Но сейчас Люсина преданность Травникову была не нужна. Сейчас бы Оптухина сюда, подумал он, со всеми его дипломатическими предупреждениями, и завтра быстренько на завод сгонять, а потом грохнуть бодренькую статейку о том, как дирекция дает отпор отдельным недисциплинированным работникам, своим неуемным прожектерством мешающим стабильному наращиванию темпов выполнения производственных планов, а о прошлом — в запятых, между делом, что, мол, легко бывает и впасть в заблуждение, когда речь идет о новаторстве, тут верь, да проверяй, гляди да подсчитывай итоги. И еще — чтобы тот хмырь в издательстве побыстрее убрался. Тогда прости-прощай газета, все четыре полосы, да здравствует новая жизнь.

— Может, чайник подогреть? — спросила Люся, явно не понимавшая настроения патрона и жаждавшая ясности.

— Чай пьют только извозчики, а серьезные люди утоляют жажду вином, — процитировал Травников «Вассу Железнову» и устыдился того, как глупо, невпопад прозвучали его слова.

Люсина голова исчезла за бумагами, а Травников вздохнул и поспешно перевел взгляд на другой стол, напротив Люсиного, третий в комнате.

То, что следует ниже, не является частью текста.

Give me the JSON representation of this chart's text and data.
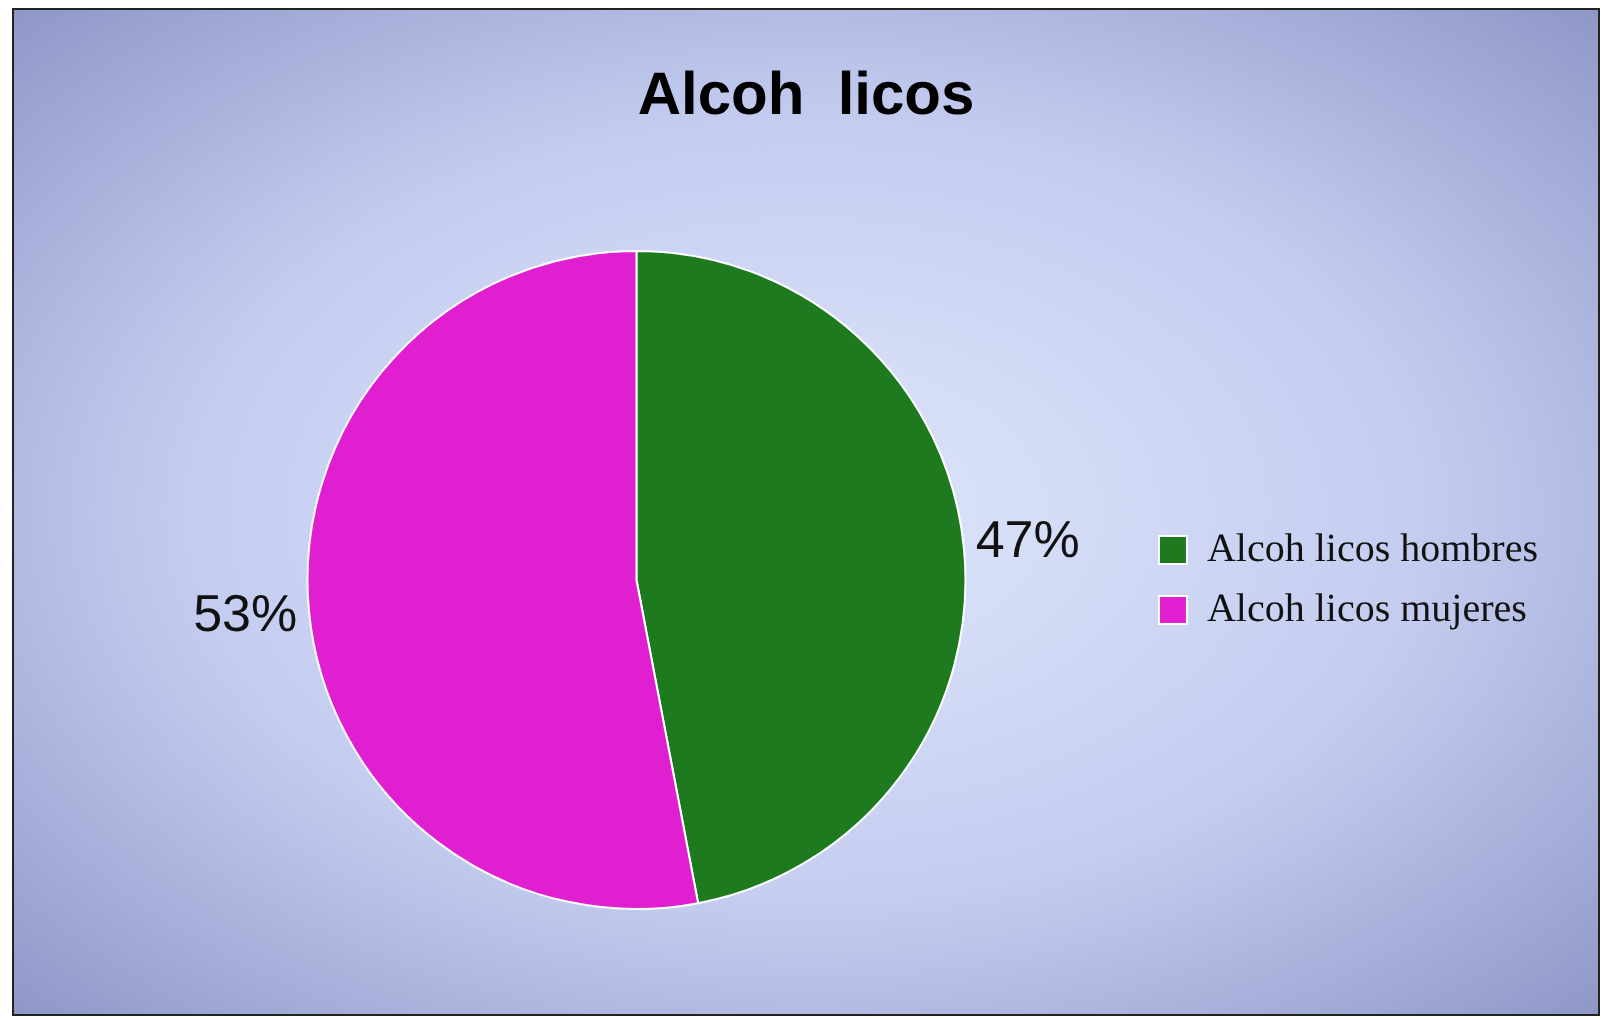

Стол этот — по контрасту, что ли? — сиял ослепительной чистотой, на нем не было ничего, кроме перекидного календаря и блика от солнечных лучей, косо падавших в открытое окно. Своей пустынностью стол наилучшим образом отображал характер хозяина, носившего в редакции прозвище Брут и охотно на него откликавшегося, а если полностью, то — Семена Брутковского. Присутствию в редакции Семен упорно предпочитал общение с авторами в местах их пребывания, и его не смущало, где это — в Москве или Якутске. Говорили, что на него приходится половина командировочного фонда редакции, но уж чем-чем, а командировками журналиста не упрекнешь, скорее похвалишь. За пустым стулом, расшатанным грузным телом Брута, висела на стене карта СССР с небрежно, шариковой ручкой прочерченной трассой БАМа. Там сейчас Брут и находился, отправившись за статьями, которые, по замыслу Травникова, должны были продолжить серию, которую он мысленно для себя именовал «Чего ждут практики от ученых».

Вспомнив о Бруте, Травников снова вздохнул: вот бы тогда не брать самому перо в руки, а поручить все толстяку, он-то уж не стал бы сочинять, отправился на завод и заставил написать заметку лично самого директора. Запоздалая простота решения снова кольнула, но не сильно — все проходит, утешил себя Травников, и это пройдет. Потянул за узел галстука и расстегнул пуговицу на воротнике. На часах было половина шестого, и он принялся вычитывать подборку, идущую в следующий номер, — ее предстояло сдать сегодня.

В окно с улицы тянуло разогретым асфальтом, запахом пыли и свежей листвы; шаркали подошвы, слышались невнятные голоса, их перебил гул автомобильного мотора, и снова шаги, голоса, шелест деревьев. Люсе, видно, наскучила тишина в комнате, и она, прежде прилежно склоненная над рукописью, стала ныть, доказывать Травникову, что он напрасно заставил ее делать статью про новый метод лечения мигрени: редколлегия пошлет подальше, да и в Минздраве не завизируют, потому что метод, утверждала Люся, вполне шаманский.

Он потом вспоминал этот вечер — распахнутое окно с подсунутым под раму скоросшивателем, и солнце, и притворно-жалостливый голос Люси, вспоминал, как привычно перебрасывался с нею словами, велел не мешать, а заодно поучал: настоящие работники сначала делают, а потом выясняют, что да как и что в конце концов получится, и Люся наконец утихомирилась, скрылась за своей бумажной баррикадой, а он почти управился с заметками, на минуту оторвался от них, сбегал в секретариат — попросить, чтобы удержали по возможности в субботнем номере статью об исследованиях на Марсе, даже поплакался, напомнил, что статья три раза слетала, автор грозится забрать свое сочинение, и по дороге заскочил в библиотеку, проверил, в каком году в России пошел первый поезд. А когда вернулся в отдел, вот тогда Люся и сказала, что ему звонил иностранец.